Según los voceros del régimen militar que gobernó el país entre marzo de 1976 y diciembre de 1983, la causa de los derechos humanos, la que para su desconcierto cobraba fuerza tanto aquí como en el resto del mundo cuando la guerra sucia terminaba, era sólo un arma política utilizada por sus enemigos. A más de un cuarto de siglo de la restauración de la democracia, los únicos que comparten dicha tesis son aquellos personajes de mentalidad totalitaria que, sobre la base de la noción difundida de que las víctimas de una injusticia poseen una autoridad moral incuestionable, se creen facultados para decirles a los jueces lo que deberían hacer. Hace un par de días, la jefa de una agrupación subsidiada por el gobierno kirchnerista, las Madres de Plaza de Mayo, amenazó con "escrachar" a los jueces que acatan la ley aun cuando favorezca a presuntos culpables de crímenes de lesa humanidad, en "los lugares adonde ellos y sus familias asisten: restoranes, peluquerías, casas de moda, concesionarias de automóviles", con el propósito de obligarlos a renunciar para que "podamos hacer juicio para llevarlos a prisión".

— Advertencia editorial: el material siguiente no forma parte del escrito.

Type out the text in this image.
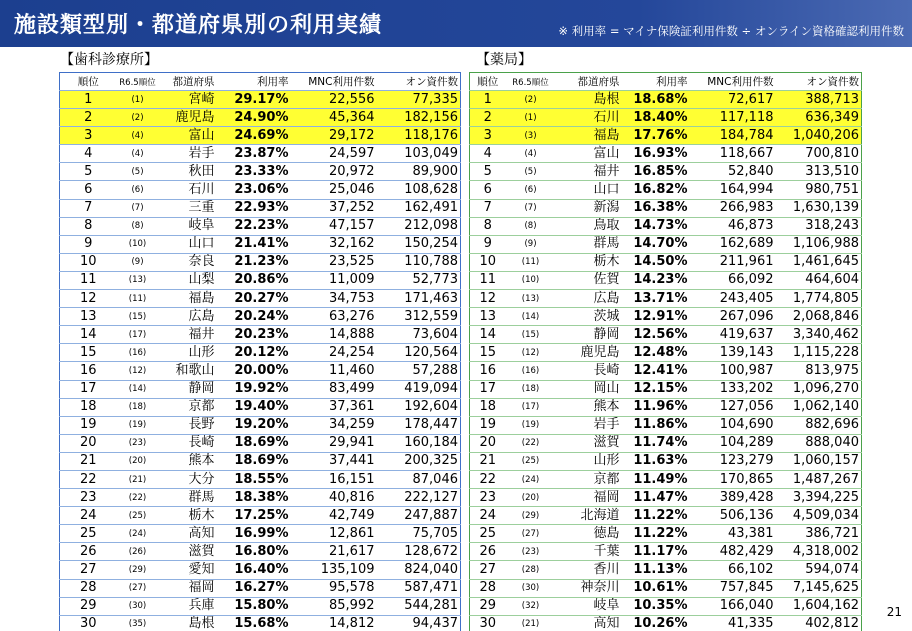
施設類型別・都道府県別の利用実績	※ 利用率 = マイナ保険証利用件数 ÷ オンライン資格確認利用件数
【歯科診療所】	【薬局】
順位	R6.5順位	都道府県	利用率	MNC利用件数	オン資件数
1	(1)	宮崎	29.17%	22,556	77,335
2	(2)	鹿児島	24.90%	45,364	182,156
3	(4)	富山	24.69%	29,172	118,176
4	(4)	岩手	23.87%	24,597	103,049
5	(5)	秋田	23.33%	20,972	89,900
6	(6)	石川	23.06%	25,046	108,628
7	(7)	三重	22.93%	37,252	162,491
8	(8)	岐阜	22.23%	47,157	212,098
9	(10)	山口	21.41%	32,162	150,254
10	(9)	奈良	21.23%	23,525	110,788
11	(13)	山梨	20.86%	11,009	52,773
12	(11)	福島	20.27%	34,753	171,463
13	(15)	広島	20.24%	63,276	312,559
14	(17)	福井	20.23%	14,888	73,604
15	(16)	山形	20.12%	24,254	120,564
16	(12)	和歌山	20.00%	11,460	57,288
17	(14)	静岡	19.92%	83,499	419,094
18	(18)	京都	19.40%	37,361	192,604
19	(19)	長野	19.20%	34,259	178,447
20	(23)	長崎	18.69%	29,941	160,184
21	(20)	熊本	18.69%	37,441	200,325
22	(21)	大分	18.55%	16,151	87,046
23	(22)	群馬	18.38%	40,816	222,127
24	(25)	栃木	17.25%	42,749	247,887
25	(24)	高知	16.99%	12,861	75,705
26	(26)	滋賀	16.80%	21,617	128,672
27	(29)	愛知	16.40%	135,109	824,040
28	(27)	福岡	16.27%	95,578	587,471
29	(30)	兵庫	15.80%	85,992	544,281
30	(35)	島根	15.68%	14,812	94,437
順位	R6.5順位	都道府県	利用率	MNC利用件数	オン資件数
1	(2)	島根	18.68%	72,617	388,713
2	(1)	石川	18.40%	117,118	636,349
3	(3)	福島	17.76%	184,784	1,040,206
4	(4)	富山	16.93%	118,667	700,810
5	(5)	福井	16.85%	52,840	313,510
6	(6)	山口	16.82%	164,994	980,751
7	(7)	新潟	16.38%	266,983	1,630,139
8	(8)	鳥取	14.73%	46,873	318,243
9	(9)	群馬	14.70%	162,689	1,106,988
10	(11)	栃木	14.50%	211,961	1,461,645
11	(10)	佐賀	14.23%	66,092	464,604
12	(13)	広島	13.71%	243,405	1,774,805
13	(14)	茨城	12.91%	267,096	2,068,846
14	(15)	静岡	12.56%	419,637	3,340,462
15	(12)	鹿児島	12.48%	139,143	1,115,228
16	(16)	長崎	12.41%	100,987	813,975
17	(18)	岡山	12.15%	133,202	1,096,270
18	(17)	熊本	11.96%	127,056	1,062,140
19	(19)	岩手	11.86%	104,690	882,696
20	(22)	滋賀	11.74%	104,289	888,040
21	(25)	山形	11.63%	123,279	1,060,157
22	(24)	京都	11.49%	170,865	1,487,267
23	(20)	福岡	11.47%	389,428	3,394,225
24	(29)	北海道	11.22%	506,136	4,509,034
25	(27)	徳島	11.22%	43,381	386,721
26	(23)	千葉	11.17%	482,429	4,318,002
27	(28)	香川	11.13%	66,102	594,074
28	(30)	神奈川	10.61%	757,845	7,145,625
29	(32)	岐阜	10.35%	166,040	1,604,162
30	(21)	高知	10.26%	41,335	402,812
21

El motivo de esta manifestación típicamente fascista de desprecio por la Justicia "burguesa" fue el fallo de la Sala II de la Corte de Casación que dispuso la libertad de varios acusados de haber cometido graves violaciones de los derechos humanos treinta años atrás porque según las normas internacionales que están incorporadas a la Constitución nacional no se puede prolongar indefinidamente la prisión preventiva. Puesto que se excedieron por varios años los plazos permitidos, los jueces tuvieron que optar entre respetar las pautas fijadas por la Corte Interamericana de Derechos Humanos por un lado y ceder ante las inevitables presiones políticas por el otro. Habrán previsto que inclinarse por la primera alternativa les supondría muchas dificultades personales, pero entendieron que elegir la segunda significaría aceptar que en la Argentina la Justicia es sólo una farsa al servicio de los grupos más poderosos de turno.
La Argentina democrática no puede guiarse por los mismos principios que el país del Proceso, como en efecto se proponen los resueltos a politizar la Justicia. Es mejor que a veces se vea favorecido un presunto malhechor de lo que sería que resultaran condenados inocentes sobre la base de prejuicios ideológicos u odios personales, por comprensibles que éstos fueran. Por lo demás, a menos que la Justicia funcione de acuerdo con la ley, los acusados de perpetrar crímenes de lesa humanidad tendrán pleno derecho a afirmar que no pueden recibir un juicio justo en la Argentina actual y por lo tanto las condenas por violar los derechos humanos sólo se deben a las vicisitudes políticas del país. Mal que les pese a ciertos militantes políticos, todos, incluyendo a personas como Alfredo Astiz, son inocentes hasta que la Justicia decida lo contrario. Y si, como es el caso, la Justicia trabaja con extrema lentitud, con el resultado de que los jueces no pueden tramitar en un plazo razonable todas las causas en que entienden, la morosidad así supuesta es responsabilidad del Poder Legislativo, que no ha hecho nada para modernizarla.
Aunque el Proceso militar ya pertenece al pasado, ciertas actitudes que lo hicieron posible siguen teniendo muchos cultores en el país, entre los cuales están los que han hecho de los derechos humanos una fuente de ingresos, de poder y de figuración personal. Conforme al secretario de Derechos Humanos, Eduardo Luis Duhalde, en el Poder Judicial se encuentran "elementos que comparten la ideología represiva y que favorecen a los genocidas". Es factible que así sea, aunque no hay evidencia alguna de que los jueces de la Cámara de Casación integren el lote así definido, porque a través de los años se han visto promocionadas sucesivas camadas de juristas comprometidos con una variedad heterogénea de posturas ideológicas y religiosas. Aunque aquí, como en todos los países democráticos, siempre habrá algunos jueces cuyas opiniones personales escandalicen a quienes no las compartan, sería tremendamente peligroso que un gobierno constitucional se creyera con derecho a depurar la Justicia de los "elementos" que no le gustan, estableciendo así un precedente que otros de signo ideológico distinto podrían sentirse tentados a aprovechar.